Population-Based Methods: These utilize linkage disequilibrium information from a reference panel of subjects with complete observations on a comprehensive set of single nucleotide polymorphisms (SNPs). One such method is IMPUTE2, which uses both reference and study samples for haplotype phasing at observed markers. SHAPEIT2 duoHMM further improves upon this by incorporating a hidden Markov model for identity by descent (IBD) in family-based studies, subsequently used in an IMPUTE2 analysis.
Family-Based Methods: These methods use inheritance information within pedigrees. For instance, Merlin uses pedigree structure to identify inheritance vectors within a family, then propagates genotypes at high-density markers observed in some individuals to others in the pedigree. Another method, GIGI (Genotype Imputation Given Inheritance), employs a two-stage procedure for inferring inheritance vectors at sparse markers, followed by Monte Carlo Markov Chain (MCMC) sampling to estimate genotypes of a dense marker set.
Importance of Genetic Imputation
Genetic imputation is vital for understanding the genetic basis of diseases and traits. It allows researchers to:
Study genetic variants that were not directly genotyped in a study, particularly useful for rare variants.
Combine data from different studies, increasing the effective sample size and power of genetic analyses.
Interpret genetic associations in the context of the broader genetic architecture of a trait or disease.
Efficiency of Imputation Strategies
The efficiency of an imputation strategy depends on various factors like the size of the dataset, the genetic structure of the population, and the computational resources available. For example, IMPUTE2, with its pre-phasing strategy (SHAPEIT-IMPUTE2), is known to be more effective for larger datasets. However, for smaller datasets, other methods like MaCH might be superior. Interestingly, the efficiency of pre-phasing strategies tends to decrease with smaller sample sizes.
Comparison of Familial and Population-Based Imputation
Family-based imputation (FBI), particularly with methods like MERLIN and GIGI, generally provides better imputation quality when there are informative family members with dense sequence data available. In contrast, population-based imputation (PBI), such as IMPUTE2, is more effective for common variants, especially when using a closely related reference panel.
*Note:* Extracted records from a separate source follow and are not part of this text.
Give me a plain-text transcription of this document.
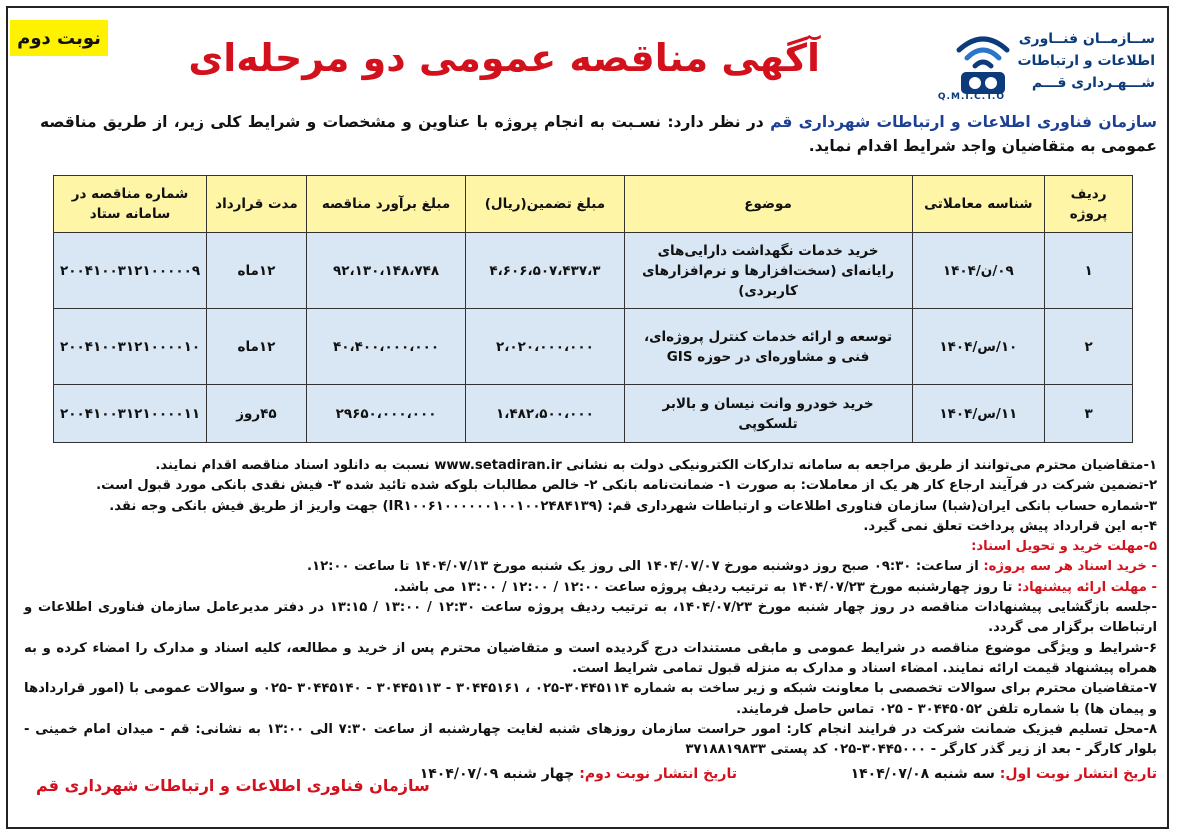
نوبت دوم آگهی مناقصه عمومی دو مرحله‌ای	ســازمــان فنــاوری
اطلاعات و ارتباطات
شـــهـرداری قـــم
Q.M.I.C.T.O
سازمان فناوری اطلاعات و ارتباطات شهرداری قم در نظر دارد: نسـبت به انجام پروژه با عناوین و مشخصات و شرایط کلی زیر، از طریق مناقصه عمومی به متقاضیان واجد شرایط اقدام نماید.
ردیف پروژه	شناسه معاملاتی	موضوع	مبلغ تضمین(ریال)	مبلغ برآورد مناقصه	مدت قرارداد	شماره مناقصه در سامانه ستاد
۱	۰۹/ن/۱۴۰۴	خرید خدمات نگهداشت دارایی‌های رایانه‌ای (سخت‌افزارها و نرم‌افزارهای کاربردی)	۴،۶۰۶،۵۰۷،۴۳۷،۳	۹۲،۱۳۰،۱۴۸،۷۴۸	۱۲ماه	۲۰۰۴۱۰۰۳۱۲۱۰۰۰۰۰۹
۲	۱۰/س/۱۴۰۴	توسعه و ارائه خدمات کنترل پروژه‌ای، فنی و مشاوره‌ای در حوزه GIS	۲،۰۲۰،۰۰۰،۰۰۰	۴۰،۴۰۰،۰۰۰،۰۰۰	۱۲ماه	۲۰۰۴۱۰۰۳۱۲۱۰۰۰۰۱۰
۳	۱۱/س/۱۴۰۴	خرید خودرو وانت نیسان و بالابر تلسکوپی	۱،۴۸۲،۵۰۰،۰۰۰	۲۹۶۵۰،۰۰۰،۰۰۰	۴۵روز	۲۰۰۴۱۰۰۳۱۲۱۰۰۰۰۱۱

۱-متقاضیان محترم می‌توانند از طریق مراجعه به سامانه تدارکات الکترونیکی دولت به نشانی www.setadiran.ir نسبت به دانلود اسناد مناقصه اقدام نمایند.

۲-تضمین شرکت در فرآیند ارجاع کار هر یک از معاملات: به صورت ۱- ضمانت‌نامه بانکی ۲- خالص مطالبات بلوکه شده تائید شده ۳- فیش نقدی بانکی مورد قبول است.

۳-شماره حساب بانکی ایران(شبا) سازمان فناوری اطلاعات و ارتباطات شهرداری قم: (IR۱۰۰۶۱۰۰۰۰۰۰۱۰۰۱۰۰۲۴۸۴۱۳۹) جهت واریز از طریق فیش بانکی وجه نقد.

۴-به این قرارداد پیش پرداخت تعلق نمی گیرد.

۵-مهلت خرید و تحویل اسناد:

- خرید اسناد هر سه پروژه: از ساعت: ۰۹:۳۰ صبح روز دوشنبه مورخ ۱۴۰۴/۰۷/۰۷ الی روز یک شنبه مورخ ۱۴۰۴/۰۷/۱۳ تا ساعت ۱۲:۰۰.

- مهلت ارائه پیشنهاد: تا روز چهارشنبه مورخ ۱۴۰۴/۰۷/۲۳ به ترتیب ردیف پروژه ساعت ۱۲:۰۰ / ۱۲:۰۰ / ۱۳:۰۰ می باشد.

-جلسه بازگشایی پیشنهادات مناقصه در روز چهار شنبه مورخ ۱۴۰۴/۰۷/۲۳، به ترتیب ردیف پروژه ساعت ۱۲:۳۰ / ۱۳:۰۰ / ۱۳:۱۵ در دفتر مدیرعامل سازمان فناوری اطلاعات و ارتباطات برگزار می گردد.

۶-شرایط و ویژگی موضوع مناقصه در شرایط عمومی و مابقی مستندات درج گردیده است و متقاضیان محترم پس از خرید و مطالعه، کلیه اسناد و مدارک را امضاء کرده و به همراه پیشنهاد قیمت ارائه نمایند. امضاء اسناد و مدارک به منزله قبول تمامی شرایط است.

۷-متقاضیان محترم برای سوالات تخصصی با معاونت شبکه و زیر ساخت به شماره ۳۰۴۴۵۱۱۴-۰۲۵ ، ۳۰۴۴۵۱۶۱ - ۳۰۴۴۵۱۱۳ - ۳۰۴۴۵۱۴۰ -۰۲۵ و سوالات عمومی با (امور قراردادها و پیمان ها) با شماره تلفن ۳۰۴۴۵۰۵۲ - ۰۲۵ تماس حاصل فرمایند.

۸-محل تسلیم فیزیک ضمانت شرکت در فرایند انجام کار: امور حراست سازمان روزهای شنبه لغایت چهارشنبه از ساعت ۷:۳۰ الی ۱۳:۰۰ به نشانی: قم - میدان امام خمینی - بلوار کارگر - بعد از زیر گذر کارگر - ۳۰۴۴۵۰۰۰-۰۲۵ کد پستی ۳۷۱۸۸۱۹۸۳۳

تاریخ انتشار نوبت اول: سه شنبه ۱۴۰۴/۰۷/۰۸
تاریخ انتشار نوبت دوم: چهار شنبه ۱۴۰۴/۰۷/۰۹
سازمان فناوری اطلاعات و ارتباطات شهرداری قم
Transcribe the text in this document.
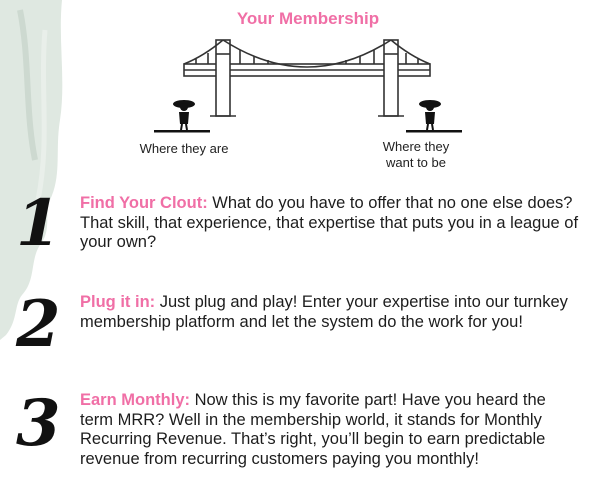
Your Membership
Where they are	Where they want to be
1 Find Your Clout: What do you have to offer that no one else does? That skill, that experience, that expertise that puts you in a league of your own?
2 Plug it in: Just plug and play! Enter your expertise into our turnkey membership platform and let the system do the work for you!
3 Earn Monthly: Now this is my favorite part! Have you heard the term MRR? Well in the membership world, it stands for Monthly Recurring Revenue. That’s right, you’ll begin to earn predictable revenue from recurring customers paying you monthly!
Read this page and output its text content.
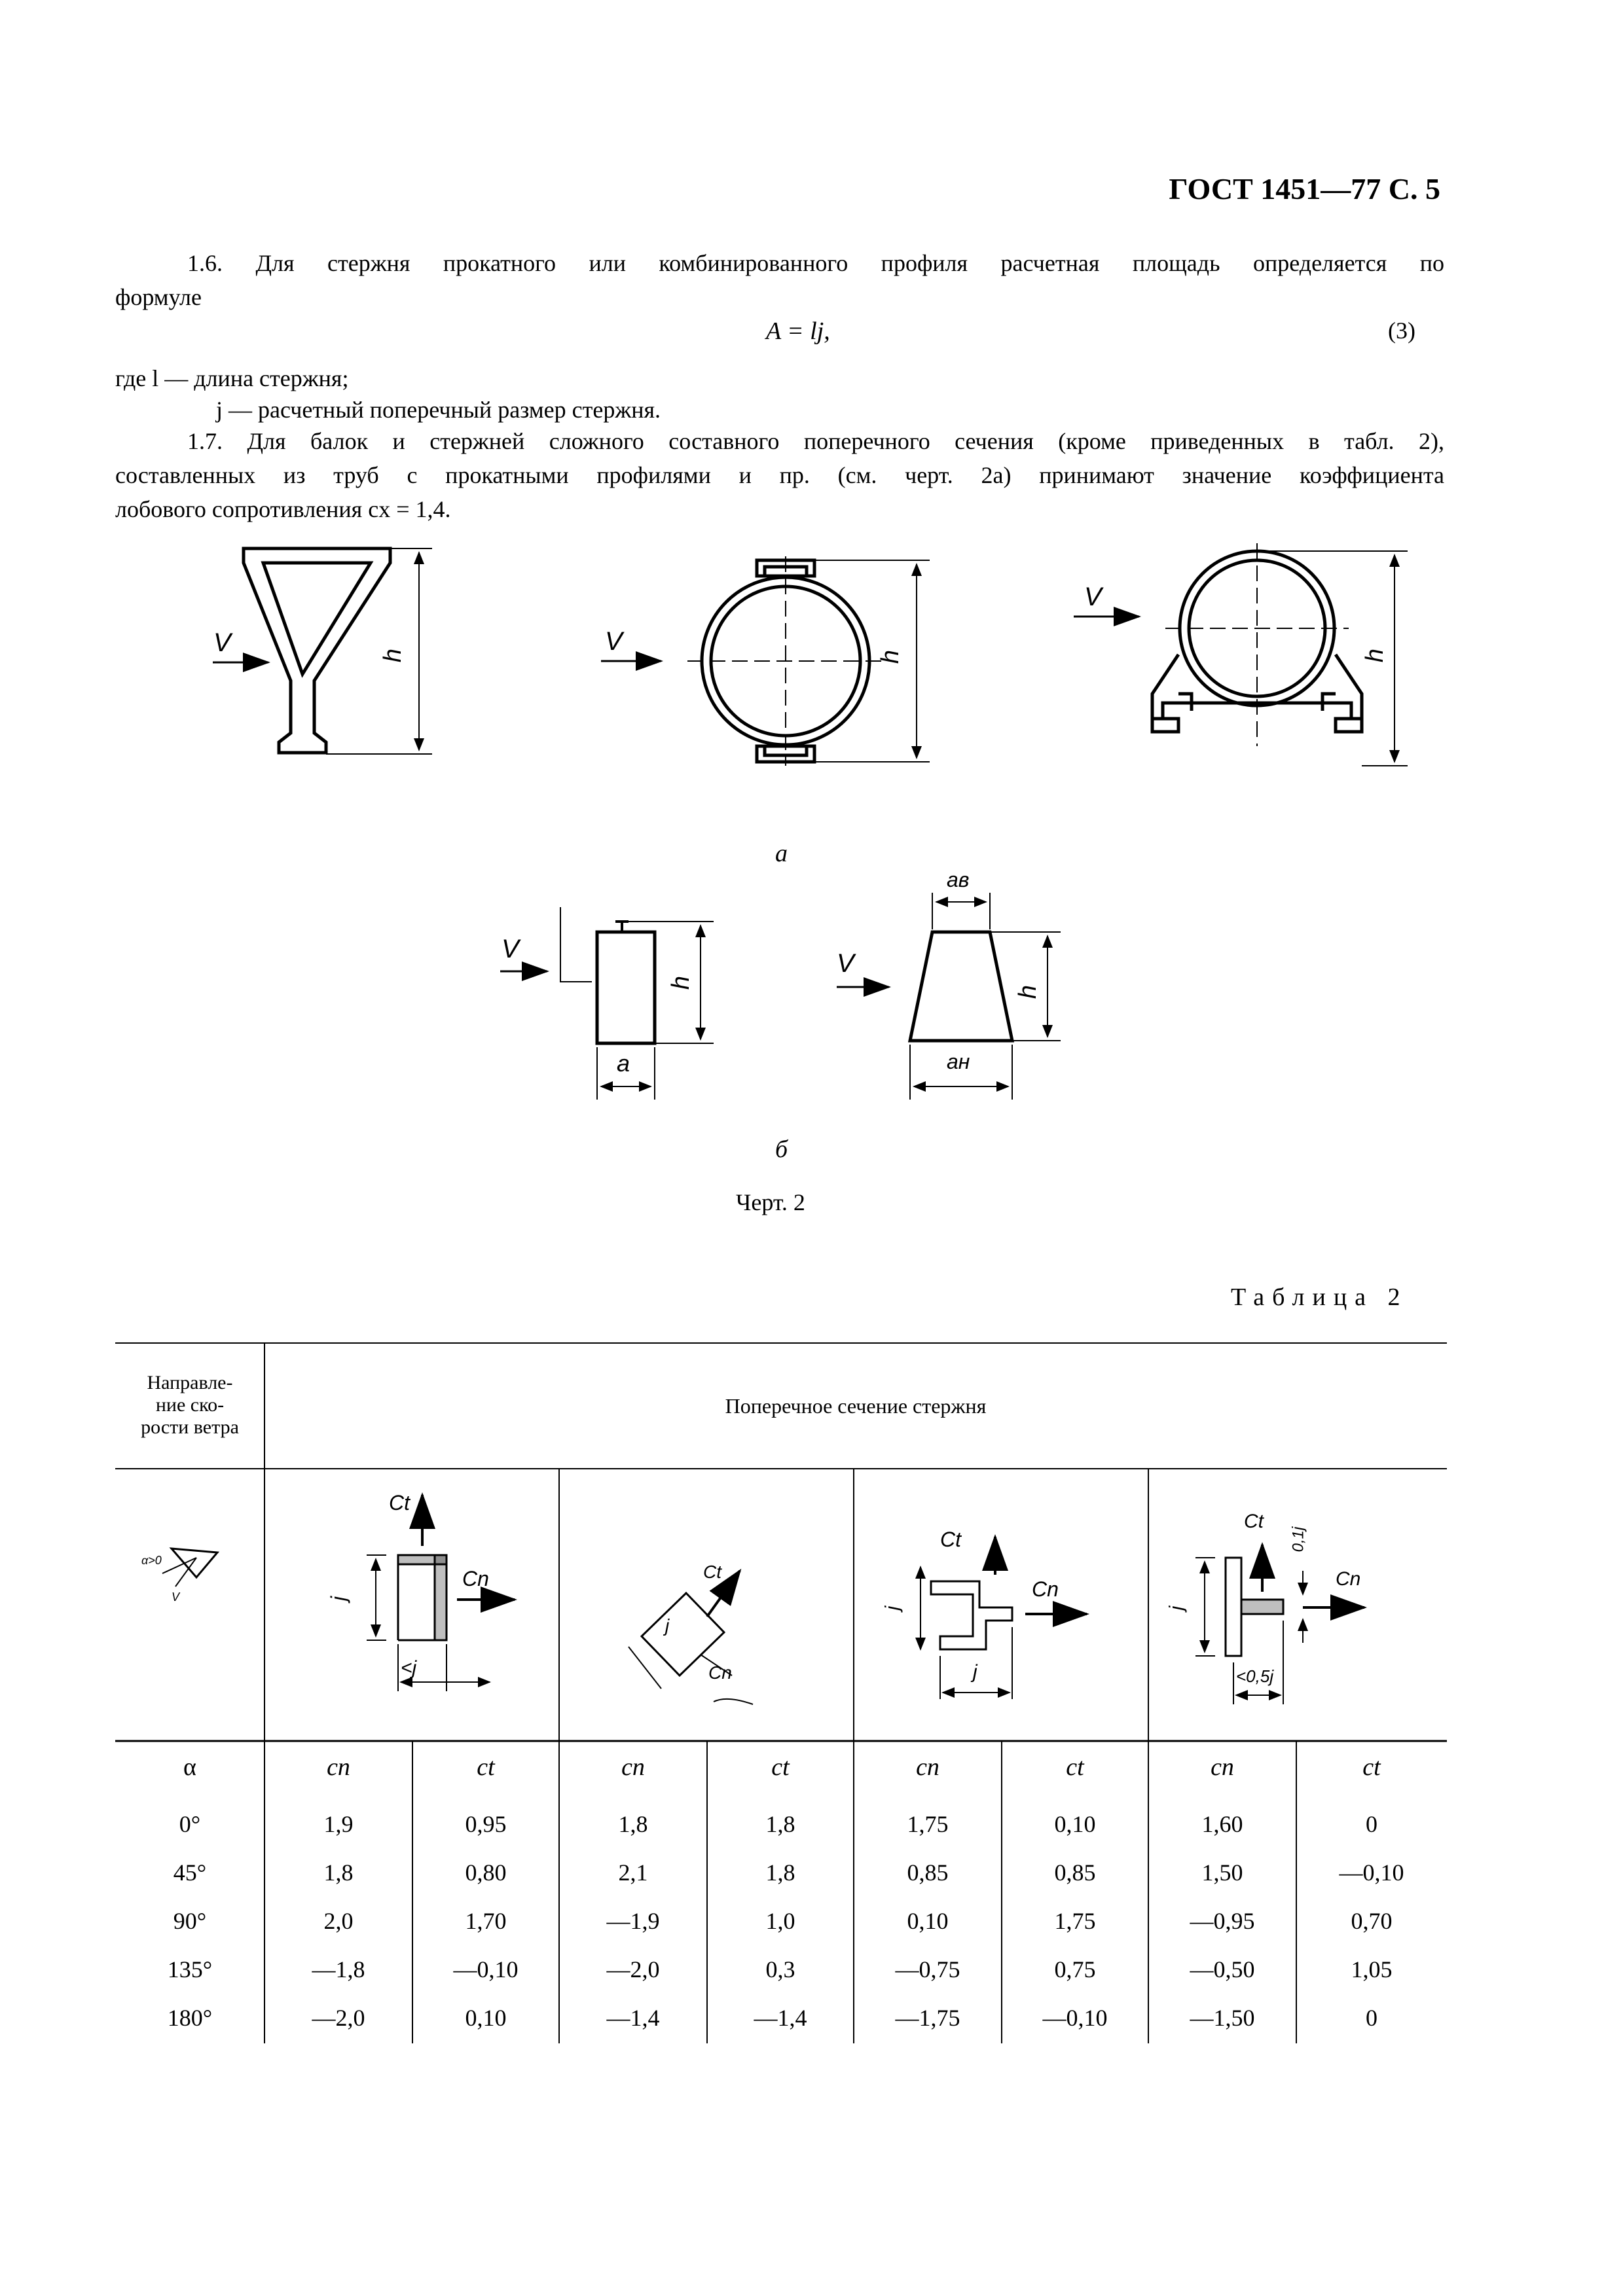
ГОСТ 1451—77 С. 5
1.6. Для стержня прокатного или комбинированного профиля расчетная площадь определяется по
формуле
A = lj,	(3)
где l — длина стержня;
j — расчетный поперечный размер стержня.
1.7. Для балок и стержней сложного составного поперечного сечения (кроме приведенных в табл. 2),
составленных из труб с прокатными профилями и пр. (см. черт. 2а) принимают значение коэффициента
лобового сопротивления cx = 1,4.
V	h	V
h
V
h
а
V
h
a
V
h
aв
aн
б
Черт. 2
Таблица 2
Направле-
ние ско-
рости ветра
Поперечное сечение стержня
α>0
V
Ct
Cn
j
<j
Ct
Cn
j
Ct
Cn
j
j
Ct
Cn
j
0,1j
<0,5j
α	cn	ct	cn	ct	cn	ct	cn	ct
0°	1,9	0,95	1,8	1,8	1,75	0,10	1,60	0
45°	1,8	0,80	2,1	1,8	0,85	0,85	1,50	—0,10
90°	2,0	1,70	—1,9	1,0	0,10	1,75	—0,95	0,70
135°	—1,8	—0,10	—2,0	0,3	—0,75	0,75	—0,50	1,05
180°	—2,0	0,10	—1,4	—1,4	—1,75	—0,10	—1,50	0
However, PBI has limitations in explaining all genetic variation associated with diseases and risk factors, particularly for less frequent variants.
GIGI2: An Advanced Family-Based Imputation Method
GIGI2, an advanced version of the GIGI method, significantly reduces computational time and memory usage, making it more efficient for imputing genotypes in large pedigrees. This improvement is particularly useful in family-based GWAS, where it can detect rare variants associated with complex traits more efficiently.
Conclusion
Genetic imputation is a crucial tool in genetic research, particularly in GWAS, as it enables the analysis of untyped genetic variants and enhances the power of genetic association studies. Both familial and population-based methods have their unique strengths and are chosen based on the specific requirements of the study, such as the availability of family data, the size of the dataset, and the types of variants of interest.
Reference:
Das, S., Forer, L., Schönherr, S., Sidore, C., Locke, A. E., Kwong, A., ... & Fuchsberger, C. (2016). Next-generation genotype imputation service and methods. Nature genetics, 48(10), 1284-1287.
Liu, C. T., Deng, X., Fisher, V., Heard-Costa, N., Xu, H., Zhou, Y., ... & Cupples, L. A. (2019). Revisit population-based and family-based genotype imputation. Scientific reports, 9(1), 1800.
Ullah, E., Kunji, K., Wijsman, E. M., & Saad, M. (2019). GIGI2: A Fast Approach for Parallel Genotype Imputation in Large Pedigrees. bioRxiv, 533687.